15 April 2007 One Comment

I’ve heard that about 45% of features and functions in software go unused. As a developer, I have control over removing unused functions and I do so quite diligently through refactoring and the courage that I have to modify my code through the practice of test-driven development.

But I believe that unused features can have a significantly worse effect on the quality of a software system than unused functions. The more code you have in your system, the more complicated your architecture becomes and the harder it is to maintain. But the dilemma that many developers have is that they are being asked to add features by product owners who might not have a good feel for the repercussions of doing so. In other words, as a developer I can control how many unused functions I have in my code, but I cannot control how many unused features I have.
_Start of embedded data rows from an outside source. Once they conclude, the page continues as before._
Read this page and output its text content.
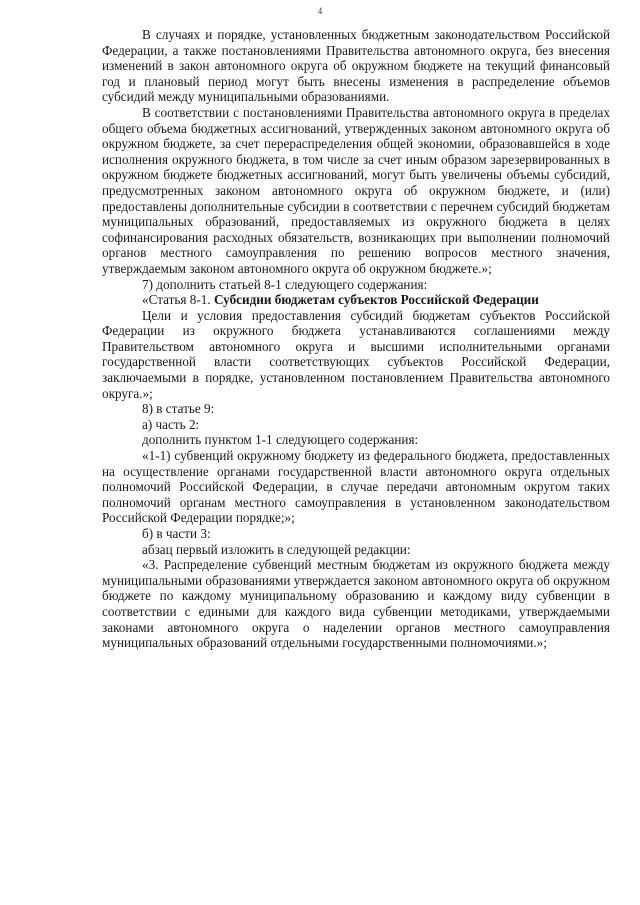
4

В случаях и порядке, установленных бюджетным законодательством Российской Федерации, а также постановлениями Правительства автономного округа, без внесения изменений в закон автономного округа об окружном бюджете на текущий финансовый год и плановый период могут быть внесены изменения в распределение объемов субсидий между муниципальными образованиями.

В соответствии с постановлениями Правительства автономного округа в пределах общего объема бюджетных ассигнований, утвержденных законом автономного округа об окружном бюджете, за счет перераспределения общей экономии, образовавшейся в ходе исполнения окружного бюджета, в том числе за счет иным образом зарезервированных в окружном бюджете бюджетных ассигнований, могут быть увеличены объемы субсидий, предусмотренных законом автономного округа об окружном бюджете, и (или) предоставлены дополнительные субсидии в соответствии с перечнем субсидий бюджетам муниципальных образований, предоставляемых из окружного бюджета в целях софинансирования расходных обязательств, возникающих при выполнении полномочий органов местного самоуправления по решению вопросов местного значения, утверждаемым законом автономного округа об окружном бюджете.»;

7) дополнить статьей 8-1 следующего содержания:

«Статья 8-1. Субсидии бюджетам субъектов Российской Федерации

Цели и условия предоставления субсидий бюджетам субъектов Российской Федерации из окружного бюджета устанавливаются соглашениями между Правительством автономного округа и высшими исполнительными органами государственной власти соответствующих субъектов Российской Федерации, заключаемыми в порядке, установленном постановлением Правительства автономного округа.»;

8) в статье 9:

а) часть 2:

дополнить пунктом 1-1 следующего содержания:

«1-1) субвенций окружному бюджету из федерального бюджета, предоставленных на осуществление органами государственной власти автономного округа отдельных полномочий Российской Федерации, в случае передачи автономным округом таких полномочий органам местного самоуправления в установленном законодательством Российской Федерации порядке;»;

б) в части 3:

абзац первый изложить в следующей редакции:

«3. Распределение субвенций местным бюджетам из окружного бюджета между муниципальными образованиями утверждается законом автономного округа об окружном бюджете по каждому муниципальному образованию и каждому виду субвенции в соответствии с едиными для каждого вида субвенции методиками, утверждаемыми законами автономного округа о наделении органов местного самоуправления муниципальных образований отдельными государственными полномочиями.»;
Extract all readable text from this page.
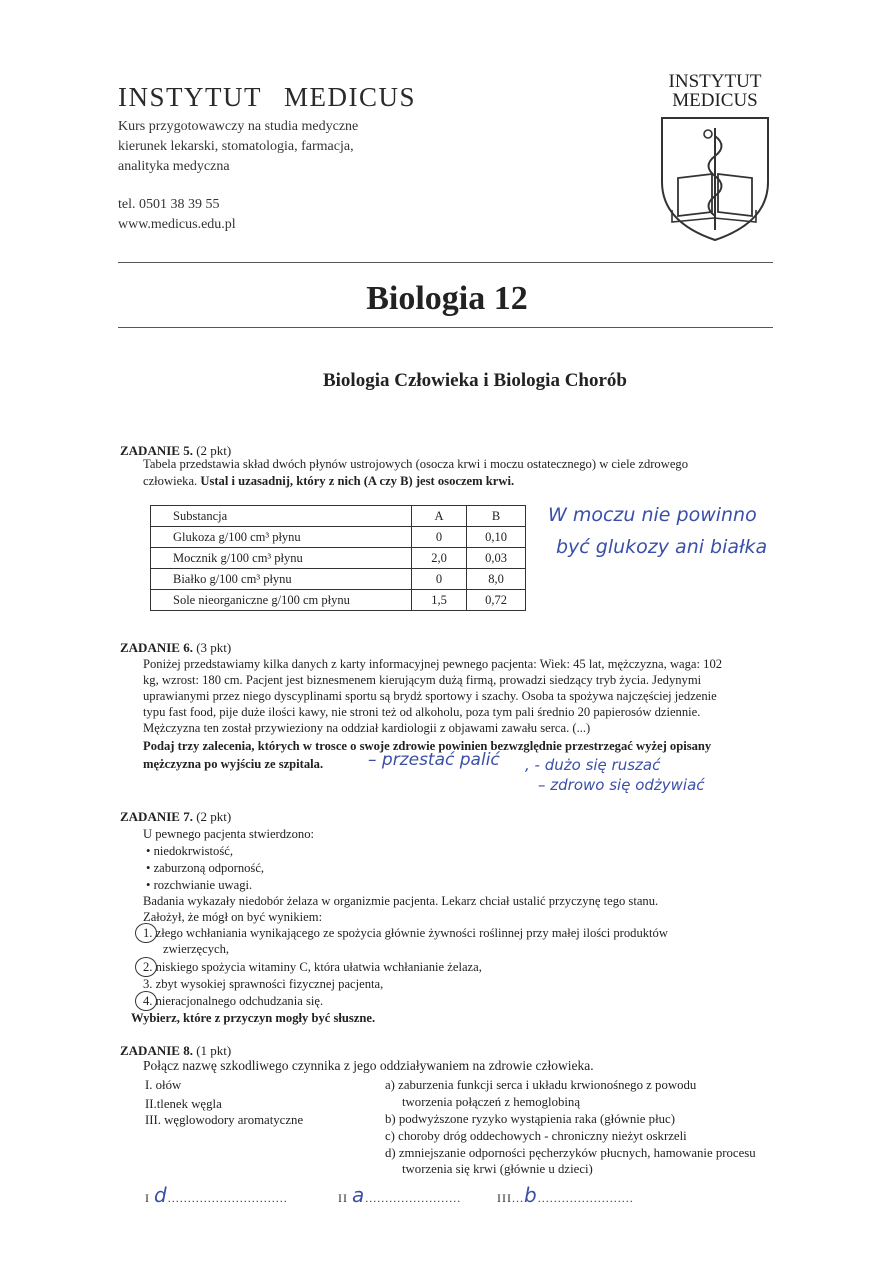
INSTYTUT MEDICUS
Kurs przygotowawczy na studia medyczne
kierunek lekarski, stomatologia, farmacja,
analityka medyczna
tel. 0501 38 39 55
www.medicus.edu.pl
INSTYTUT
MEDICUS
Biologia 12
Biologia Człowieka i Biologia Chorób
ZADANIE 5. (2 pkt)
Tabela przedstawia skład dwóch płynów ustrojowych (osocza krwi i moczu ostatecznego) w ciele zdrowego
człowieka. Ustal i uzasadnij, który z nich (A czy B) jest osoczem krwi.
Substancja	A	B
Glukoza g/100 cm³ płynu	0	0,10
Mocznik g/100 cm³ płynu	2,0	0,03
Białko g/100 cm³ płynu	0	8,0
Sole nieorganiczne g/100 cm płynu	1,5	0,72
W moczu nie powinno
być glukozy ani białka
ZADANIE 6. (3 pkt)
Poniżej przedstawiamy kilka danych z karty informacyjnej pewnego pacjenta: Wiek: 45 lat, mężczyzna, waga: 102
kg, wzrost: 180 cm. Pacjent jest biznesmenem kierującym dużą firmą, prowadzi siedzący tryb życia. Jedynymi
uprawianymi przez niego dyscyplinami sportu są brydż sportowy i szachy. Osoba ta spożywa najczęściej jedzenie
typu fast food, pije duże ilości kawy, nie stroni też od alkoholu, poza tym pali średnio 20 papierosów dziennie.
Mężczyzna ten został przywieziony na oddział kardiologii z objawami zawału serca. (...)
Podaj trzy zalecenia, których w trosce o swoje zdrowie powinien bezwzględnie przestrzegać wyżej opisany
mężczyzna po wyjściu ze szpitala.	– przestać palić , - dużo się ruszać
– zdrowo się odżywiać
ZADANIE 7. (2 pkt)
U pewnego pacjenta stwierdzono:
• niedokrwistość,
• zaburzoną odporność,
• rozchwianie uwagi.
Badania wykazały niedobór żelaza w organizmie pacjenta. Lekarz chciał ustalić przyczynę tego stanu.
Założył, że mógł on być wynikiem:
1. złego wchłaniania wynikającego ze spożycia głównie żywności roślinnej przy małej ilości produktów
zwierzęcych,
2. niskiego spożycia witaminy C, która ułatwia wchłanianie żelaza,
3. zbyt wysokiej sprawności fizycznej pacjenta,
4. nieracjonalnego odchudzania się.
Wybierz, które z przyczyn mogły być słuszne.
ZADANIE 8. (1 pkt)
Połącz nazwę szkodliwego czynnika z jego oddziaływaniem na zdrowie człowieka.
I. ołów
II.tlenek węgla
III. węglowodory aromatyczne
a) zaburzenia funkcji serca i układu krwionośnego z powodu
tworzenia połączeń z hemoglobiną
b) podwyższone ryzyko wystąpienia raka (głównie płuc)
c) choroby dróg oddechowych - chroniczny nieżyt oskrzeli
d) zmniejszanie odporności pęcherzyków płucnych, hamowanie procesu
tworzenia się krwi (głównie u dzieci)
I d..............................	II a........................	III...b........................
I have often wondered if product owners should be as diligent with requesting feature removals as they are with feature additions. In order to do this, they would need to have some insight as to which features are being used and which are not. I feel that this is where a separation in responsibilities between the development team and the product owner is necessary. Developers should be responsible for calculating which features are used and at what percentages. Product owners should be provided with that information and make decisions on feature removal.

Of course, it is often hard to justify or rationalize feature removal because it doesn’t seem like progress. But it is progress; progress towards the simplest system that meets the needs of the user. Building simpler systems ultimately costs less money. Product owners have the tricky job of knowing and balancing good business decisions with good software decisions.